Here is the inference code example for serving a model with Triton Server.(source)

import numpy
import requests
import tritonserver
from fastapi import FastAPI
from PIL import Image
from ray import serve


app = FastAPI()

@serve.deployment(ray_actor_options={"num_gpus": 1})
@serve.ingress(app)
class TritonDeployment:
    def __init__(self):
        self._triton_server = tritonserver

        model_repository = ["/workspace/models"]

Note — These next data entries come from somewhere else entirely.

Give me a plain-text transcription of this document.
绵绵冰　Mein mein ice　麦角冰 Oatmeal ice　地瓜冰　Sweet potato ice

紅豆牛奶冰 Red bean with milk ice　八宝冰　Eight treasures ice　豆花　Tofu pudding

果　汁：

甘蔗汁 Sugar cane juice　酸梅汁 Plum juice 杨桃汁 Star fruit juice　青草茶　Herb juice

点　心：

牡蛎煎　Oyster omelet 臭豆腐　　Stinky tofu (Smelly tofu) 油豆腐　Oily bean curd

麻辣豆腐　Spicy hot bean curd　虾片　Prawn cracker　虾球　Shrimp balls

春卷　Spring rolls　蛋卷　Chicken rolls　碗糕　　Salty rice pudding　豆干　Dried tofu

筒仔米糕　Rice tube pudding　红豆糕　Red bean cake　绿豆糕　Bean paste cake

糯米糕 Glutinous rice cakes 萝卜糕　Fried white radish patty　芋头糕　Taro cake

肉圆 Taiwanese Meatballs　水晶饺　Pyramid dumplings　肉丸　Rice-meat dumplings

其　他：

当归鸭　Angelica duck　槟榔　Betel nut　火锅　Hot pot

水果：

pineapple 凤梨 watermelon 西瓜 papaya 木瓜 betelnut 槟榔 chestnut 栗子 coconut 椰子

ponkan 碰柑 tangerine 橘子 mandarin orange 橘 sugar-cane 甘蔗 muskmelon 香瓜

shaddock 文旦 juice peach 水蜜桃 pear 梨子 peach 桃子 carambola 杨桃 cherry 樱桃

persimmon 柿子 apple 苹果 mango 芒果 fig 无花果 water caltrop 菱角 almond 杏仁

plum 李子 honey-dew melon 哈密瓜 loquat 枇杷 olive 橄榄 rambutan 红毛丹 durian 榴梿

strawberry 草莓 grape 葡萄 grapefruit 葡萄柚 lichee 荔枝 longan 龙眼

        self._triton_server = tritonserver.Server(
            model_repository=model_repository,
            model_control_mode=tritonserver.ModelControlMode.EXPLICIT,
            log_info=False,
        )
        self._triton_server.start(wait_until_ready=True)

    @app.get("/generate")
    def generate(self, prompt: str, filename: str = "generated_image.jpg") -> None:
        if not self._triton_server.model("stable_diffusion").ready():
            try:
                self._triton_server.load("text_encoder")
                self._triton_server.load("vae")
                self._stable_diffusion = self._triton_server.load("stable_diffusion")
                if not self._stable_diffusion.ready():
                    raise Exception("Model not ready")
            except Exception as error:
                print(f"Error can't load stable diffusion model, {error}")
                return

        for response in self._stable_diffusion.infer(inputs={"prompt": [[prompt]]}):
            generated_image = (
                numpy.from_dlpack(response.outputs["generated_image"])
                .squeeze()
                .astype(numpy.uint8)
            )

            image_ = Image.fromarray(generated_image)
            image_.save(filename)


if __name__ == "__main__":
    # Deploy the deployment.
    serve.run(TritonDeployment.bind())

    # Query the deployment.
    requests.get(
        "http://localhost:8000/generate",
        params={"prompt": "dogs in new york, realistic, 4k, photograph"},
    )

Save the above code to a file named e.g. triton_serve.py, then run python triton_serve.py to start the server and send classify requests. After you run the above code, you should see the image generated generated_image.jpg. Check it out! image

Note

You can also use remote model repository, such as AWS S3, to store the model files. To use remote model repository, you need to set the model_repository variable to the remote model repository path. For example model_repository = s3://<bucket_name>/<model_repository_path>.

If you find any bugs or have any suggestions, please let us know by filing an issue on GitHub.